Bien sûr, dans tous les pays les responsables politiques s’affrontent et font du prosélytisme. Dans cette perspective, il est intéressant de décortiquer le discours des hommes du pouvoir. Bien entendu, ceux-ci portent haut et fort une idéologie, et se donnent pour mission de convaincre des électeurs afin de gagner le plus grand nombre de voix.

Ainsi, j’écoutais ces jours-ci le porte-parole du Front national Monsieur Philippot. Ce dernier semble faire commerce d’une attitude qu’auraient, au Parlement de Strasbourg, le parlement européen, les députés français de l’UMP et du PS. Ils voteraient, selon lui, ensemble à 90 % les textes de loi et directives.

À la première analyse, ce chiffre annoncé est faux puisque les députés incriminés votent ensemble (seulement si je puis dire) environ 75% des textes. ceci est déjà beaucoup.
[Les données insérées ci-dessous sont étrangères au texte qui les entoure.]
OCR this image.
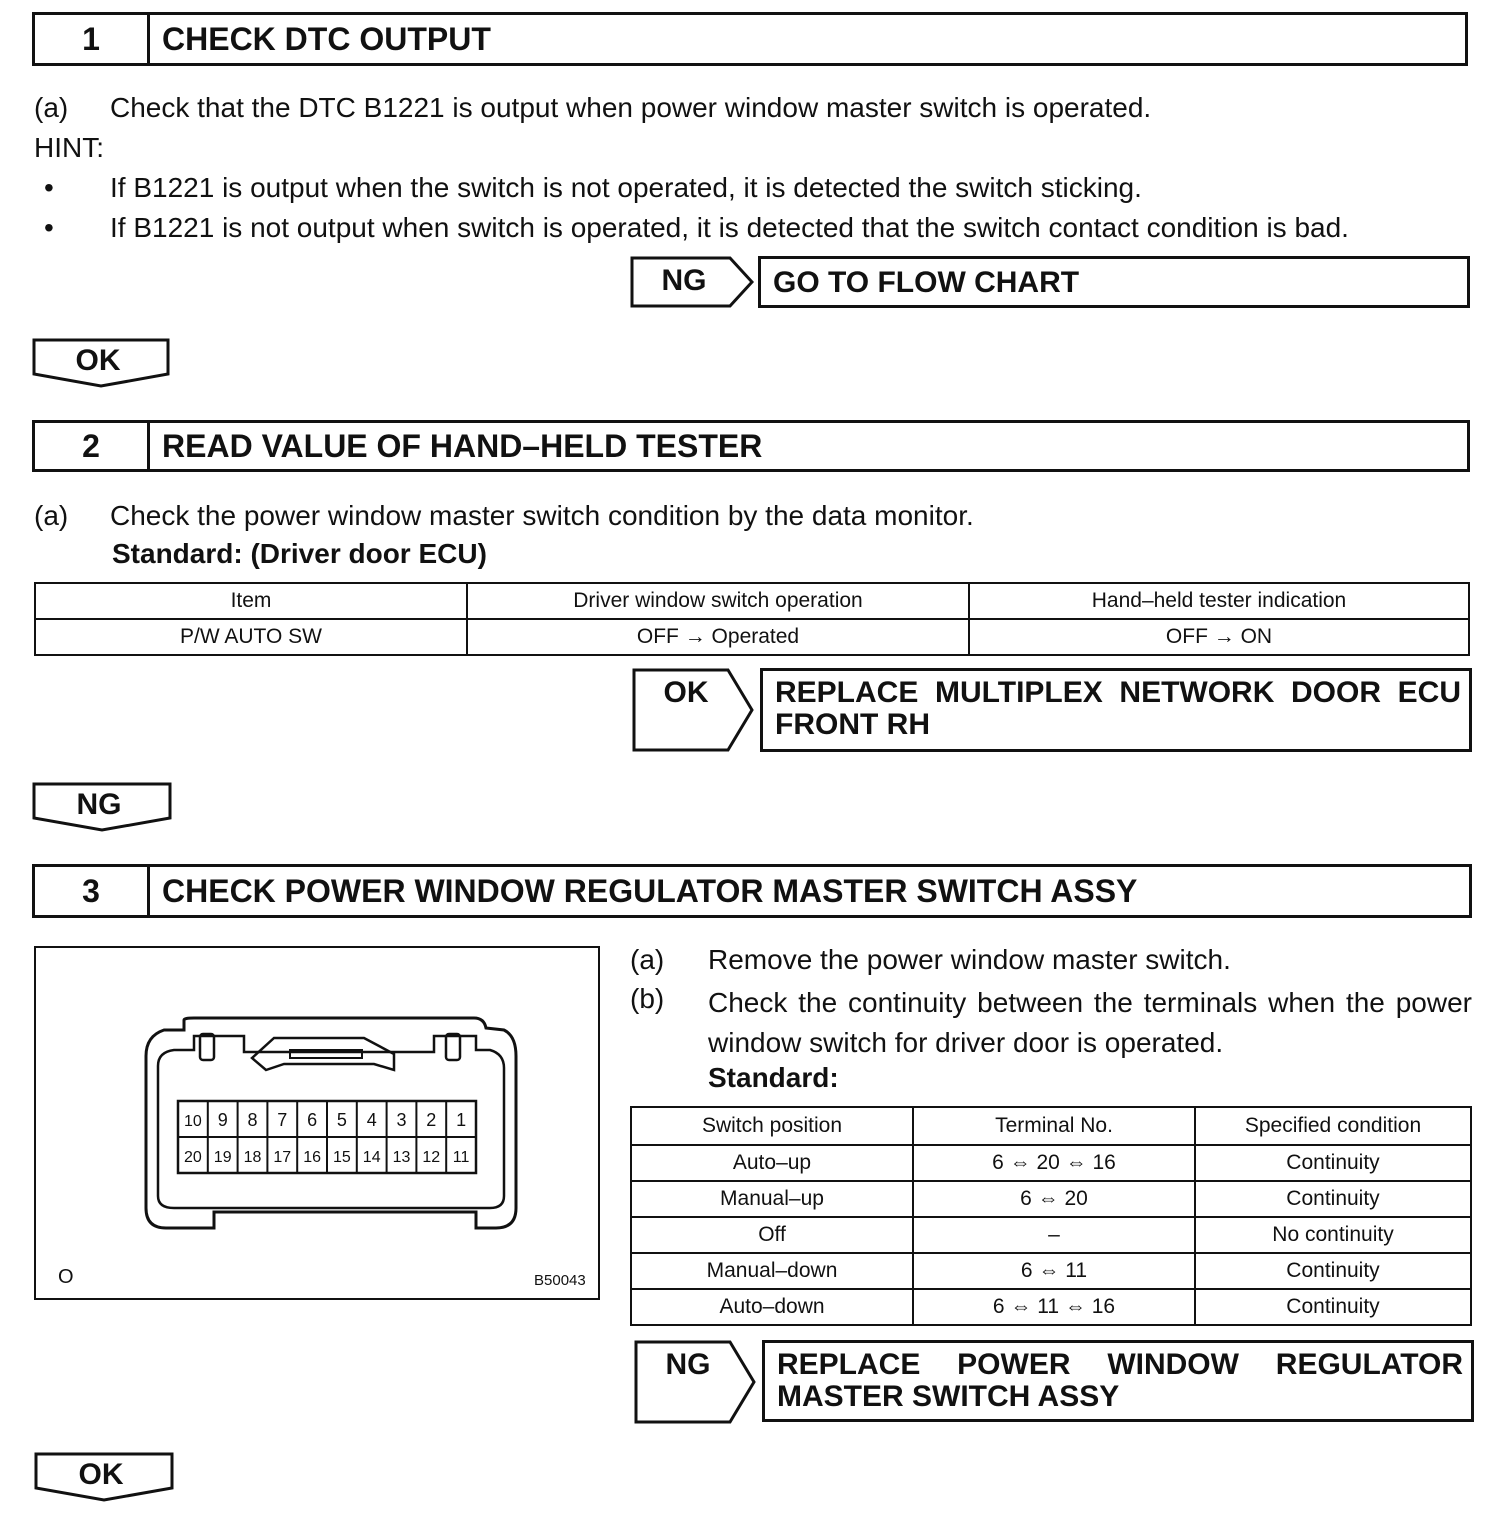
1	CHECK DTC OUTPUT
(a) Check that the DTC B1221 is output when power window master switch is operated.
HINT:
• If B1221 is output when the switch is not operated, it is detected the switch sticking.
• If B1221 is not output when switch is operated, it is detected that the switch contact condition is bad.
NG	GO TO FLOW CHART
OK
2	READ VALUE OF HAND–HELD TESTER
(a) Check the power window master switch condition by the data monitor.
Standard: (Driver door ECU)
Item	Driver window switch operation	Hand–held tester indication
P/W AUTO SW	OFF → Operated	OFF → ON
OK	REPLACE MULTIPLEX NETWORK DOOR ECU FRONT RH
NG
3	CHECK POWER WINDOW REGULATOR MASTER SWITCH ASSY
10 9 8 7 6 5 4 3 2 1
20 19 18 17 16 15 14 13 12 11
O	B50043
(a) Remove the power window master switch.
(b) Check the continuity between the terminals when the power window switch for driver door is operated.
Standard:
Switch position	Terminal No.	Specified condition
Auto–up	6 ⇔ 20 ⇔ 16	Continuity
Manual–up	6 ⇔ 20	Continuity
Off	–	No continuity
Manual–down	6 ⇔ 11	Continuity
Auto–down	6 ⇔ 11 ⇔ 16	Continuity
NG	REPLACE POWER WINDOW REGULATOR MASTER SWITCH ASSY
OK
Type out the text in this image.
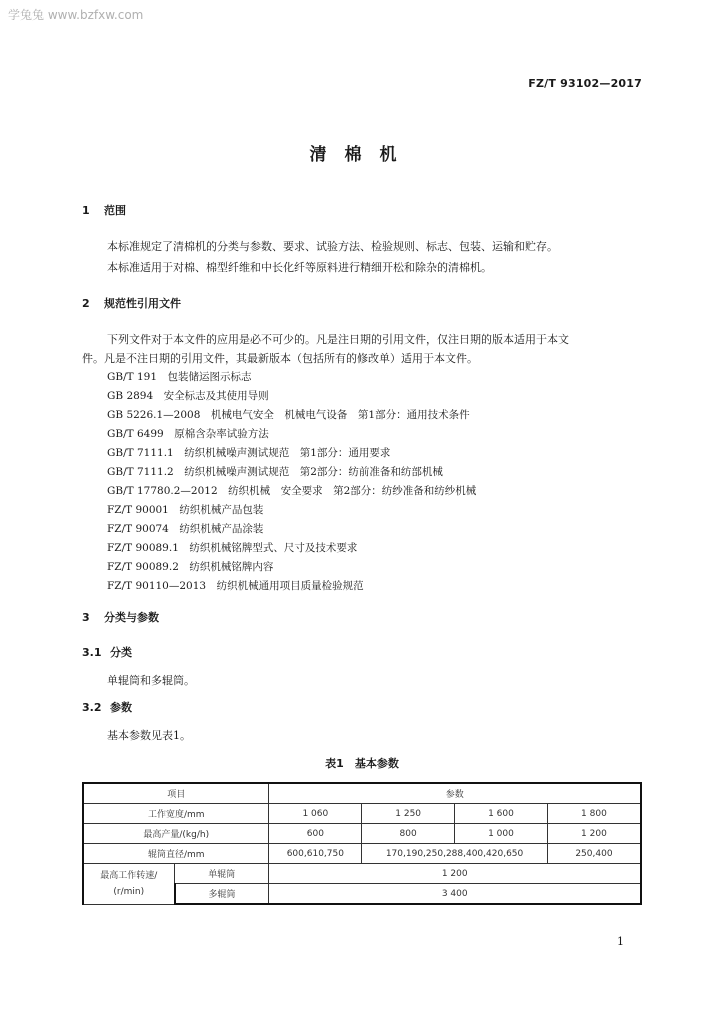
学兔兔 www.bzfxw.com
FZ/T 93102—2017
清棉机
1 范围
本标准规定了清棉机的分类与参数、要求、试验方法、检验规则、标志、包装、运输和贮存。
本标准适用于对棉、棉型纤维和中长化纤等原料进行精细开松和除杂的清棉机。
2 规范性引用文件
下列文件对于本文件的应用是必不可少的。凡是注日期的引用文件，仅注日期的版本适用于本文
件。凡是不注日期的引用文件，其最新版本（包括所有的修改单）适用于本文件。
GB/T 191　包装储运图示标志
GB 2894　安全标志及其使用导则
GB 5226.1—2008　机械电气安全　机械电气设备　第1部分：通用技术条件
GB/T 6499　原棉含杂率试验方法
GB/T 7111.1　纺织机械噪声测试规范　第1部分：通用要求
GB/T 7111.2　纺织机械噪声测试规范　第2部分：纺前准备和纺部机械
GB/T 17780.2—2012　纺织机械　安全要求　第2部分：纺纱准备和纺纱机械
FZ/T 90001　纺织机械产品包装
FZ/T 90074　纺织机械产品涂装
FZ/T 90089.1　纺织机械铭牌型式、尺寸及技术要求
FZ/T 90089.2　纺织机械铭牌内容
FZ/T 90110—2013　纺织机械通用项目质量检验规范
3 分类与参数
3.1 分类
单辊筒和多辊筒。
3.2 参数
基本参数见表1。
表1　基本参数
项目		参数			
工作宽度/mm		1 060	1 250	1 600	1 800
最高产量/(kg/h)		600	800	1 000	1 200
辊筒直径/mm		600,610,750	170,190,250,288,400,420,650		250,400

最高工作转速/
(r/min)	单辊筒	1 200			
	多辊筒	3 400			
1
Et même parfois  avec les apports de voix du Front national lui-même, mais aussi des écologistes et des centristes ou encore des communistes.

L’idée entendue dans la bouche du leader frontiste est : « tous les mêmes, il y a collusion entre les député de gauche et de droite », ce qu’il appelle « lUMPS ».
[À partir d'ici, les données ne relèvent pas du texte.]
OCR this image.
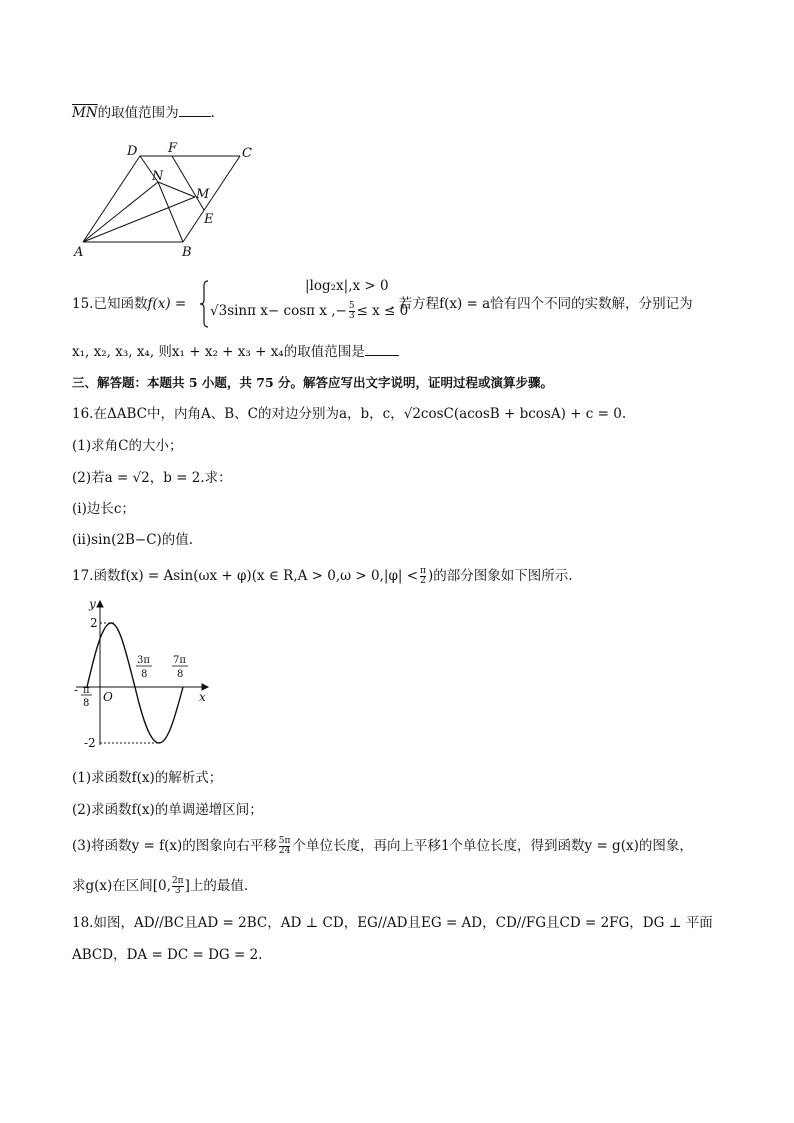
$\overline{MN}$的取值范围为 .
D F	C
N
M
E
A	B
15.已知函数f(x) =
|log₂x|,x > 0
√3sinπ x− cosπ x ,− $\frac{5}{3} \le x \le 0$
, 若方程f(x) = a恰有四个不同的实数解，分别记为
x₁, x₂, x₃, x₄, 则x₁ + x₂ + x₃ + x₄的取值范围是
三、解答题：本题共 5 小题，共 75 分。解答应写出文字说明，证明过程或演算步骤。
16.在ΔABC中，内角A、B、C的对边分别为a，b，c，√2cosC(acosB + bcosA) + c = 0.
(1)求角C的大小；
(2)若a = √2，b = 2.求：
(ⅰ)边长c；
(ⅱ)sin(2B−C)的值.
17.函数f(x) = Asin(ωx + φ)(x ∈ $R,A > 0,\omega > 0,|\varphi| < \frac{\pi}{2}$ )的部分图象如下图所示.
y
x
O
2
-2
- π
8
3π
8
7π
8
(1)求函数f(x)的解析式；
(2)求函数f(x)的单调递增区间；
(3)将函数y = f(x)的图象向右平移 $\frac{5\pi}{24}$ 个单位长度，再向上平移1个单位长度，得到函数y = g(x)的图象，
求g(x)在区间[0, $\frac{2\pi}{3}$ ]上的最值.
18.如图，AD//BC且AD = 2BC，AD ⊥ CD，EG//AD且EG = AD，CD//FG且CD = 2FG，DG ⊥ 平面
ABCD，DA = DC = DG = 2.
Alors, collusion ? Non. on ne peut utiliser ce vocable. Ce que est vrai c’est que nombre de textes européens sont validés par des députés européens de tendances diverses. Cela vient du fait que la culture organisationnelle au Parlement européen n’a que peu de choses à voir avec la manière qu’a de travailler l’Assemblée nationale française.

La culture politique en France est celle de l’affrontement et de la confrontation. Pour qu’un projet politique existe il ne peut sortir que d’un choc, d’une opposition, entre la droite et la gauche. Et la majorité doit l’emporter. On retrouve d’ailleurs le même système de fonctionnement en ce qui concerne  le dialogue social entre patronat et syndicats avec la participation de l’État.

Au niveau européen, les choses se passent différemment. pas forcement plus simplement. Mais la culture est autre. La manière de faire est celle de l’exposé des faits, de la négociation, de la recherche de la meilleure solution et donc du consensus. On ne va pas à l’affrontement d’emblée, on recherche les solutions susceptibles de satisfaire le plus grand nombre. Et puis on vote sur un texte élaboré en commun. C’est le principe de la grande coalition.

C’est ce qui explique que l’attitude européenne, inspirée des pratiques anglo-saxonne et du nord de l’Europe, permette l’élaboration de directives européennes plus facilement intégrées aux droits nationaux. Et dans ce domaine, quoi qu’en dise Monsieur Philippot, même les élus du Front national travaillent de cette manière et votent nombre de directives européennes. Quitte à les contester ensuite sur la scène politique française. Mais en ce domaine Monsieur Philippot et le FN ne sont pas les seuls.